Indian sleep labs follow AASM scoring with reasonable consistency, but report formats vary. The fields that matter:

  • AHI (overall and by sleep stage; REM-AHI > 30 with overall AHI < 30 is “REM-predominant OSA” and still warrants therapy)
  • Obstructive AI / Central AI / Mixed AI breakdown
  • Lowest SpO2 during sleep
  • Time below 90% SpO2 as a percentage of total sleep time
  • Sleep architecture (stage percentages, REM latency, sleep efficiency)
  • Limb movements (PLMI for restless-leg overlap)
  • Body position-dependent AHI (supine vs lateral)

A complete report tells you whether OSA is severe, whether centrals matter, whether nocturnal hypoxaemia is significant beyond the apneas (suggesting hypoventilation overlay), and whether the disease is positional (which can shift the threshold for surgical or appliance options).

Indian sleep-medicine market specifics

PSG vs home sleep test (HSAT) availability. Tier-1 cities have multiple Type-1 in-lab PSG providers (typical price ₹6,000-₹15,000 for a single-night study). Type-3 home sleep tests are now widely available at ₹3,000-₹6,000. HSAT is acceptable for high-pre-test-probability uncomplicated adult OSA without significant comorbidity; it underestimates AHI, cannot measure sleep stages, and misses central events. For any complex or non-routine case, in-lab PSG remains the right study (AASM Practice Guidelines).
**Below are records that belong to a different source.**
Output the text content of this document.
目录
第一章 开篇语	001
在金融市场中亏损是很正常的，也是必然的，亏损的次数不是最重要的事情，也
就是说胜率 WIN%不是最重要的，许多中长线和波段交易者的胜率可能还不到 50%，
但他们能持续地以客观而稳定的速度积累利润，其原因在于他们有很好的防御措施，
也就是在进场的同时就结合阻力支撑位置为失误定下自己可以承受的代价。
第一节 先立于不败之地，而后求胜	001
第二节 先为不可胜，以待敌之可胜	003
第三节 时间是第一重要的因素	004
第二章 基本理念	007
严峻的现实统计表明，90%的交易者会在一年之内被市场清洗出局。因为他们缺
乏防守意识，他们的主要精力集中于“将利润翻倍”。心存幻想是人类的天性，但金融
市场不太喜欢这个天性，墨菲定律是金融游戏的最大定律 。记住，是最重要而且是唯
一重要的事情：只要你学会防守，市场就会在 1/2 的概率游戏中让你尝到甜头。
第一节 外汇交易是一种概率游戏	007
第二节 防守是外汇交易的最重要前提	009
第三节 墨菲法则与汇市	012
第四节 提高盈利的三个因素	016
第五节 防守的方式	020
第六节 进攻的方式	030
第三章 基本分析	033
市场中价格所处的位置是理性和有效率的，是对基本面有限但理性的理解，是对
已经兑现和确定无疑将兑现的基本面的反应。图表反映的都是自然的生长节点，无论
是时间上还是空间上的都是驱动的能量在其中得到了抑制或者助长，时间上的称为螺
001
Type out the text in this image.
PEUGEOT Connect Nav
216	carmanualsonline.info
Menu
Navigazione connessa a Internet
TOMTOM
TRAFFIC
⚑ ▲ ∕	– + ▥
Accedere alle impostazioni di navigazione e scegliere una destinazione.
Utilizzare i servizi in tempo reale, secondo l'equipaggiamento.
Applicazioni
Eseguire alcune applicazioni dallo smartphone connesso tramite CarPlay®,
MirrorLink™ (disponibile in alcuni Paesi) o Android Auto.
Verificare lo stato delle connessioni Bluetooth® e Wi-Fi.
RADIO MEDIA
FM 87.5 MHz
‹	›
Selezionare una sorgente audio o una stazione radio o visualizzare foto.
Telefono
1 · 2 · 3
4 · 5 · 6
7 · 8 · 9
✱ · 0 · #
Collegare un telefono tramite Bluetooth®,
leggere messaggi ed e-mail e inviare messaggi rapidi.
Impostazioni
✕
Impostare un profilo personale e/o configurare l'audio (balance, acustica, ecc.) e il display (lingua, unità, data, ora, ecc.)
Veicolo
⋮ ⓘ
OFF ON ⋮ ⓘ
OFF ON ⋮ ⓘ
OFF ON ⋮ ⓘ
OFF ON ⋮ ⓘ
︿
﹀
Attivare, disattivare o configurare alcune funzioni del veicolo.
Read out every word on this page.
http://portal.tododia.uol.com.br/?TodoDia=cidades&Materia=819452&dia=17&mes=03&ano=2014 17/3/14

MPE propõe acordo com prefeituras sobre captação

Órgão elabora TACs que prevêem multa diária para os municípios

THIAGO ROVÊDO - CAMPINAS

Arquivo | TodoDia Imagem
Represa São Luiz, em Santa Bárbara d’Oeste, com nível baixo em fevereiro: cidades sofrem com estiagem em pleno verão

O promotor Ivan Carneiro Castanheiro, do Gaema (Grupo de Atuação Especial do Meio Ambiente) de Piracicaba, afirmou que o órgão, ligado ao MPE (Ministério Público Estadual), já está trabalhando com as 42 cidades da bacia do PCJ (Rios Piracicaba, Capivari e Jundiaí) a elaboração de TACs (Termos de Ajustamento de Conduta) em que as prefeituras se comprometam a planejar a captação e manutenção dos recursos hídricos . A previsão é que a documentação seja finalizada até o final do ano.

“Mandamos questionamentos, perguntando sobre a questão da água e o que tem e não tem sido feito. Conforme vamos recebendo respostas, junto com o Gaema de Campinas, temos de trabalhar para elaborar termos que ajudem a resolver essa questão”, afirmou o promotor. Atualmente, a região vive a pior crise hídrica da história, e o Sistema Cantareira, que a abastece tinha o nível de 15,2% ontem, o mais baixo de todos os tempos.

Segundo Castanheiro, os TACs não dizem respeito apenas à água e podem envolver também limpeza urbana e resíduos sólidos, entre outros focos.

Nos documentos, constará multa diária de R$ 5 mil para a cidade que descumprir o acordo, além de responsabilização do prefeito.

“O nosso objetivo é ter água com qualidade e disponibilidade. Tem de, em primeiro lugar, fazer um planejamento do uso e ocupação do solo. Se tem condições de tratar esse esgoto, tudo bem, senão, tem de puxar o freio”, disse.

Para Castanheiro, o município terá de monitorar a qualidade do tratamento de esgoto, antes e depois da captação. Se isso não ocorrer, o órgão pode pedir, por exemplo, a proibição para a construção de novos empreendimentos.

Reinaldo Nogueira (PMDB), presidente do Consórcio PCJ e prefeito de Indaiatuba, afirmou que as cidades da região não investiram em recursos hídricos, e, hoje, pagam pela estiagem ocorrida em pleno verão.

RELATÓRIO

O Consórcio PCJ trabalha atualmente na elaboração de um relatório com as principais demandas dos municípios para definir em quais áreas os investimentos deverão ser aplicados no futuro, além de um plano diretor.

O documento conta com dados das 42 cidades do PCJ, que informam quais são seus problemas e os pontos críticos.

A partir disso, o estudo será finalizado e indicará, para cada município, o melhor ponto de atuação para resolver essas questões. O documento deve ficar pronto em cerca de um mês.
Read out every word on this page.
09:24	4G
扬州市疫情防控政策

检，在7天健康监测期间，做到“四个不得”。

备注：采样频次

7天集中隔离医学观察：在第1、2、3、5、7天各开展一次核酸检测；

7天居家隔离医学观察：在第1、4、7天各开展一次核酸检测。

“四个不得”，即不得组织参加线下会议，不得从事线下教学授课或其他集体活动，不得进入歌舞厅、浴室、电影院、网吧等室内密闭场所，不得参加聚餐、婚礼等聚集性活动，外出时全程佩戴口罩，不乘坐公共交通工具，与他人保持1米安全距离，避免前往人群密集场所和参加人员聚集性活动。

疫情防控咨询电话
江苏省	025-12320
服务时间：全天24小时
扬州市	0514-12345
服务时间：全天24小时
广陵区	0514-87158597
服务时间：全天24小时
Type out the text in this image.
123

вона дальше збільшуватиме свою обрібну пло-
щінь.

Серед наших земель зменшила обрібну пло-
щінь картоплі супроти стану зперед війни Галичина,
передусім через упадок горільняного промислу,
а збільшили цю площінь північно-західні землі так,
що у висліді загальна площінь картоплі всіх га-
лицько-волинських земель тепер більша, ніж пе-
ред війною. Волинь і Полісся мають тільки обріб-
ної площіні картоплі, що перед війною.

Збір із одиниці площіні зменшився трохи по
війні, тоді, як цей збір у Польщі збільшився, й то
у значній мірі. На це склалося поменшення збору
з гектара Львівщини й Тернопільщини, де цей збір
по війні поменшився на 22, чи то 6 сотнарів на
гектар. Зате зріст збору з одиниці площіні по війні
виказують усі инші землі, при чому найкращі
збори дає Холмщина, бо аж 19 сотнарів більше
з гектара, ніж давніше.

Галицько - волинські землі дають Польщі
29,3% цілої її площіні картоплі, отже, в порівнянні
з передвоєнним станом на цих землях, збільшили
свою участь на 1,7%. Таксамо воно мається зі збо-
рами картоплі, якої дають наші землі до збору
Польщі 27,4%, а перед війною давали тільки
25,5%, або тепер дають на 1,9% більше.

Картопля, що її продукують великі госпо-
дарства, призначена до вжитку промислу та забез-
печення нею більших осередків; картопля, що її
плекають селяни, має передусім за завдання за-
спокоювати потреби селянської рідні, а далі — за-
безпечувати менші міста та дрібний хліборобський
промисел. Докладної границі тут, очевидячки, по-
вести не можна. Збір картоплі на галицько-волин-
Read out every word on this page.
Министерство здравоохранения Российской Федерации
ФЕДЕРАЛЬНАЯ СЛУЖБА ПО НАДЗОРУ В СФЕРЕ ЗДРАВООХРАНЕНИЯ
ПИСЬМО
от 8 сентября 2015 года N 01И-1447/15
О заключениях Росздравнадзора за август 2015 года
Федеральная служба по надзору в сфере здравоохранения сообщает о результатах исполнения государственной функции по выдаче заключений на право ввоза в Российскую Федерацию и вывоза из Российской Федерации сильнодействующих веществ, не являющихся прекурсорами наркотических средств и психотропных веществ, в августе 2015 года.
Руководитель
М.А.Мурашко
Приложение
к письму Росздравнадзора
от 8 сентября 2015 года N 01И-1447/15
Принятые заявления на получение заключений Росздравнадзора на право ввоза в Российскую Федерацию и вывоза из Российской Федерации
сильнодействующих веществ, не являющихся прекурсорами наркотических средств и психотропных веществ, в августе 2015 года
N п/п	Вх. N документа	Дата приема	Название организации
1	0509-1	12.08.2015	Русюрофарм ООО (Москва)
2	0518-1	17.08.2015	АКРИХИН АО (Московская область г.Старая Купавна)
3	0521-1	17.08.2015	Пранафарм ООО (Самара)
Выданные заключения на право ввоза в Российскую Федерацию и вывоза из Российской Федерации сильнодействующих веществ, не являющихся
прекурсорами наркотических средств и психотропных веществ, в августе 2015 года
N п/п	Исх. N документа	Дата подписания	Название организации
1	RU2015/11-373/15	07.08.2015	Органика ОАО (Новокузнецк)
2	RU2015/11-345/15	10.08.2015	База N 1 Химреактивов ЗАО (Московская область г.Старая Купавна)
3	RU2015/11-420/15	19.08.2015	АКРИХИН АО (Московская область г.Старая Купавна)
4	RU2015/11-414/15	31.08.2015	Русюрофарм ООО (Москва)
Sleep-physician routing. Pulmonology, ENT, and neurology all run sleep practices in Indian Tier-1 cities. The physician’s specialty influences the workup direction — pulmonologists tend to think about COPD overlap and hypoventilation first, ENTs about anatomical surgery and appliances, neurologists about central and movement disorders. For a primary OSA presentation a pulmonologist is usually the right first call.

Titration patterns. Many Indian sleep labs run a split-night study (diagnostic in the first half, titration in the second) for cost efficiency. Split-night is acceptable when the diagnostic half clearly shows AHI ≥ 40 within the first 2 hours of sleep; otherwise a full night of titration on a separate occasion is more reliable.

Device pricing in 2026. The bands are stable: APAP ₹45,000-₹80,000, BiPAP-S ₹50,000-₹1,20,000, BiPAP-ST ₹80,000-₹1,60,000, BiPAP with volume assurance ₹1,40,000-₹2,50,000, ASV ₹1,60,000-₹3,00,000+. Hospital-channel pricing typically runs 10% above retail; specialised PAP-clinic pricing usually 5-10% below.

The takeaway

AHI severity sets the trigger to treat. The choice between CPAP and BiPAP is set by a small set of secondary findings: titrated pressure, central-vs-obstructive breakdown, hypercapnia, COPD overlap, neuromuscular weakness. Read the full PSG report, ask the sleep physician for the central-AI split and the titrated pressure, then pick the device class that matches both. Within a class, brand choice runs on accuracy, ecosystem, and service.

This guide is editorial opinion and general information. It is not medical advice. Consult your physician for therapy decisions, and verify all specifications with the manufacturer before purchase.